"Knockout drops? I guessed it. That doctor's slick. Well, you've not much fault to find, have ye? Carlsen talked sense. Here you are on the road to a fortune. I'll see yore share's a fair one. There's plenty. It ain't a bad billet you've fallen into, my lad. But I'll look out for ye. I'm sort of responsible for yore trip, ye see, matey. And I'll need ye."
He lowered his voice mysteriously.
"Yo're a writer, Mister Rainey. You've got brains. You can see which way a thing's heading. You've heard enough. I'm blind. I've bin done dirt once aboard the Karluk, and I don't aim to stand for it ag'in. And I had my eyes, then. No use livin' in a rumpus. Got to keep watch. Got to keep yore eyes open.
"And I ain't got eyes. You have. Use 'em for both of us. I ain't asking ye to take sides, exactly.

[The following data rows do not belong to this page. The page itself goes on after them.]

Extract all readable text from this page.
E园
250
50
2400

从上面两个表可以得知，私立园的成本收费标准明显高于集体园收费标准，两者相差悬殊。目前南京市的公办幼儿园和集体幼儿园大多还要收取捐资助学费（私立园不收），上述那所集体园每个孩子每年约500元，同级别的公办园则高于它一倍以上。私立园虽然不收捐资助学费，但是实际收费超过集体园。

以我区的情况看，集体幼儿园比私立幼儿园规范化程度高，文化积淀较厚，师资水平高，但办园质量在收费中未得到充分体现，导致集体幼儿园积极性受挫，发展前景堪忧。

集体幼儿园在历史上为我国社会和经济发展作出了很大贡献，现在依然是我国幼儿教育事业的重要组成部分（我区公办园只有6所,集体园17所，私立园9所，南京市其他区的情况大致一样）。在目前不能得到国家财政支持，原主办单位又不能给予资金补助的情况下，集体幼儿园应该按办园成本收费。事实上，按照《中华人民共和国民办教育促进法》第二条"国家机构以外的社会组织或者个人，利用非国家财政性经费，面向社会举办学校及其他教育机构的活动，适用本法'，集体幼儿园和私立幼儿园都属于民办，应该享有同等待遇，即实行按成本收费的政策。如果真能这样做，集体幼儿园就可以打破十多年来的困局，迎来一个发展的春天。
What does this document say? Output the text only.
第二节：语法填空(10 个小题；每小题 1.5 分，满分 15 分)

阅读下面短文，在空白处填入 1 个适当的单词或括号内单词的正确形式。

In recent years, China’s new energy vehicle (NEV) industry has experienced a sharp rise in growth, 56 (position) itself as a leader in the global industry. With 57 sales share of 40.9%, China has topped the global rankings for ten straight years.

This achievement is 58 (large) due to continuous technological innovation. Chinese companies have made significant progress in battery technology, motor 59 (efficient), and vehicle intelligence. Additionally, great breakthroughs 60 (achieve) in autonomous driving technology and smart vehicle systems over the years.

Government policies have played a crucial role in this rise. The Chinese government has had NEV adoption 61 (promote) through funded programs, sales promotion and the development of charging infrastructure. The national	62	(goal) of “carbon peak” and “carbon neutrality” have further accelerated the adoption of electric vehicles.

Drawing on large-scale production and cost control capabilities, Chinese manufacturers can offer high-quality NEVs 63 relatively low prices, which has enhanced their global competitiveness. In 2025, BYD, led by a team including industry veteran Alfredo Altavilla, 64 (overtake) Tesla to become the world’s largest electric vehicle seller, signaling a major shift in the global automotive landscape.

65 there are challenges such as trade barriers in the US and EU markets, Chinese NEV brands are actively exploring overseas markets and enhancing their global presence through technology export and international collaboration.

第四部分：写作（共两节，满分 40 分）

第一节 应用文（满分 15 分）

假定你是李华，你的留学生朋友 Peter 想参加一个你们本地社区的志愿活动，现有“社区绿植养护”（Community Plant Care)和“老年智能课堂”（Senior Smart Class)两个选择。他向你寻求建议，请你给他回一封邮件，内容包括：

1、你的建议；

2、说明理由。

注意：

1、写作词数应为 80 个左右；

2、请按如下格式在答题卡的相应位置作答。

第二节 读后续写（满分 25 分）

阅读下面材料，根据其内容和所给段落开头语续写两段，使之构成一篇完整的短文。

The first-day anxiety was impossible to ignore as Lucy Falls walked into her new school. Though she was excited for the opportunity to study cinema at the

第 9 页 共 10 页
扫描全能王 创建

But I've got cause for bein' suspicious. I don't call the skipper Honest Simms no more. And I ain't stuck on that doctor. He's too bossy. He's got the skipper under his thumb. And there's somethin' funny about the skipper. Notice ennything?"
"Why, I don't know him," said Rainey. "He doesn't look extra well, what I've seen of him. Only the once."

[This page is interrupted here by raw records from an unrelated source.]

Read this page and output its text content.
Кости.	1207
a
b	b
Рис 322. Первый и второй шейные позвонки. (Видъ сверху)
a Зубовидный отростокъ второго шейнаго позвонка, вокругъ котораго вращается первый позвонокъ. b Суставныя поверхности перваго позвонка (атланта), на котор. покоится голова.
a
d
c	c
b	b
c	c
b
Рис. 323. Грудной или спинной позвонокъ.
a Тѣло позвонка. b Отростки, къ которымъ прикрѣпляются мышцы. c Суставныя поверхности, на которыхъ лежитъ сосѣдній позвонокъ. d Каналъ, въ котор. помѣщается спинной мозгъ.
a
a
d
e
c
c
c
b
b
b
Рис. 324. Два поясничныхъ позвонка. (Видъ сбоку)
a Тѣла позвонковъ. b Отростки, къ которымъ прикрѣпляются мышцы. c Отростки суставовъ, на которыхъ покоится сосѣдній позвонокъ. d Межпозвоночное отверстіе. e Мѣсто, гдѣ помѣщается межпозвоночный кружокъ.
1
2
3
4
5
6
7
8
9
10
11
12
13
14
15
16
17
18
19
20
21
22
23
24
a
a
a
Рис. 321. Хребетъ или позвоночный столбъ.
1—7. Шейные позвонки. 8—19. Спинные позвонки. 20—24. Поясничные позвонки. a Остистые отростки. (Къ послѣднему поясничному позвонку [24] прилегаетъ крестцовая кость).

"He's logey," said Lund confidentially. "He ain't the same man. Mebbe it's his conscience. But that doctor's runnin' him."

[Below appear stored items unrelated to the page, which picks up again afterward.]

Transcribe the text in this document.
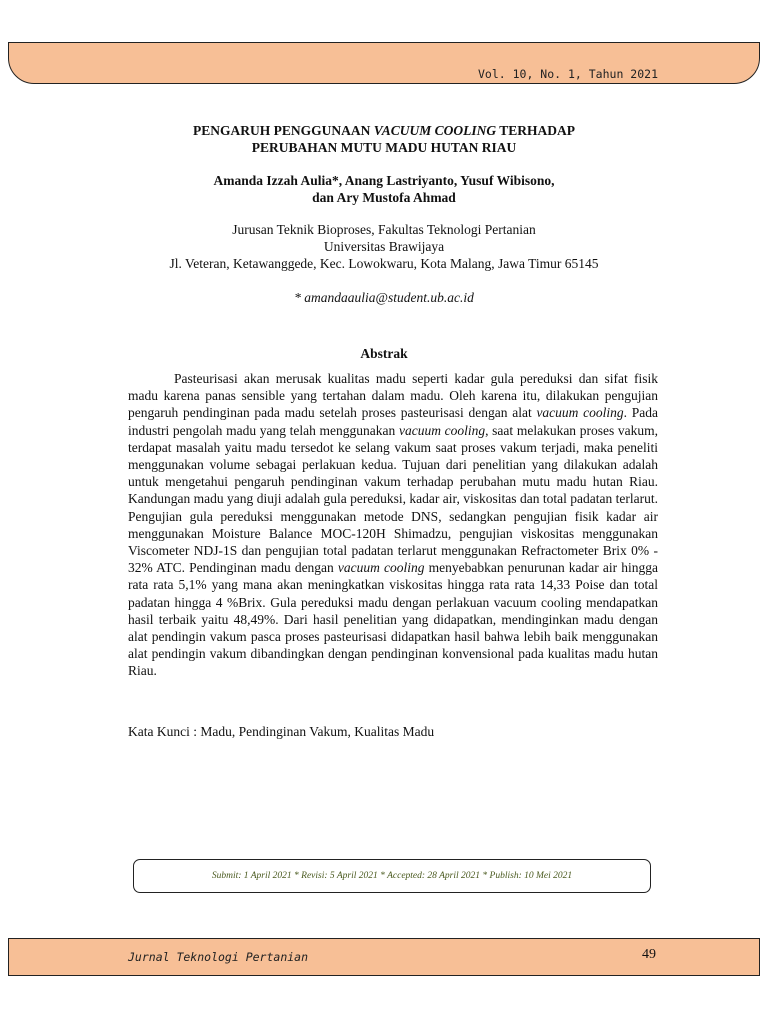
Vol. 10, No. 1, Tahun 2021
PENGARUH PENGGUNAAN VACUUM COOLING TERHADAP
PERUBAHAN MUTU MADU HUTAN RIAU
Amanda Izzah Aulia*, Anang Lastriyanto, Yusuf Wibisono,
dan Ary Mustofa Ahmad
Jurusan Teknik Bioproses, Fakultas Teknologi Pertanian
Universitas Brawijaya
Jl. Veteran, Ketawanggede, Kec. Lowokwaru, Kota Malang, Jawa Timur 65145
* amandaaulia@student.ub.ac.id
Abstrak

Pasteurisasi akan merusak kualitas madu seperti kadar gula pereduksi dan sifat fisik madu karena panas sensible yang tertahan dalam madu. Oleh karena itu, dilakukan pengujian pengaruh pendinginan pada madu setelah proses pasteurisasi dengan alat vacuum cooling. Pada industri pengolah madu yang telah menggunakan vacuum cooling, saat melakukan proses vakum, terdapat masalah yaitu madu tersedot ke selang vakum saat proses vakum terjadi, maka peneliti menggunakan volume sebagai perlakuan kedua. Tujuan dari penelitian yang dilakukan adalah untuk mengetahui pengaruh pendinginan vakum terhadap perubahan mutu madu hutan Riau. Kandungan madu yang diuji adalah gula pereduksi, kadar air, viskositas dan total padatan terlarut. Pengujian gula pereduksi menggunakan metode DNS, sedangkan pengujian fisik kadar air menggunakan Moisture Balance MOC-120H Shimadzu, pengujian viskositas menggunakan Viscometer NDJ-1S dan pengujian total padatan terlarut menggunakan Refractometer Brix 0% - 32% ATC. Pendinginan madu dengan vacuum cooling menyebabkan penurunan kadar air hingga rata rata 5,1% yang mana akan meningkatkan viskositas hingga rata rata 14,33 Poise dan total padatan hingga 4 %Brix. Gula pereduksi madu dengan perlakuan vacuum cooling mendapatkan hasil terbaik yaitu 48,49%. Dari hasil penelitian yang didapatkan, mendinginkan madu dengan alat pendingin vakum pasca proses pasteurisasi didapatkan hasil bahwa lebih baik menggunakan alat pendingin vakum dibandingkan dengan pendinginan konvensional pada kualitas madu hutan Riau.

Kata Kunci : Madu, Pendinginan Vakum, Kualitas Madu
Submit: 1 April 2021 * Revisi: 5 April 2021 * Accepted: 28 April 2021 * Publish: 10 Mei 2021
Jurnal Teknologi Pertanian	49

"He's going to marry the captain's daughter," said Rainey.
"Simms' daughter? Carlsen goin' to marry her? Ump! That may account for the milk in the cocoanut. She's a stranger to me. Lived ashore with her uncle and aunt, they tell me. Carlsen was the family doctor. Now she's off with her father."
His face became crafty, and he reached out for Rainey's knee, found it as readily as if he had sight, and tapped it for emphasis.
"That makes all the more reason for us lookin' out for things, matey," he went on, almost in a whisper. "If they've played me once they may do it ag'in. And they've got the odds, settin' aside my eyes. But I can turn a trick or two. You an' me come aboard together. You give me a hand. Stick to me, an' I'll see you git yore whack.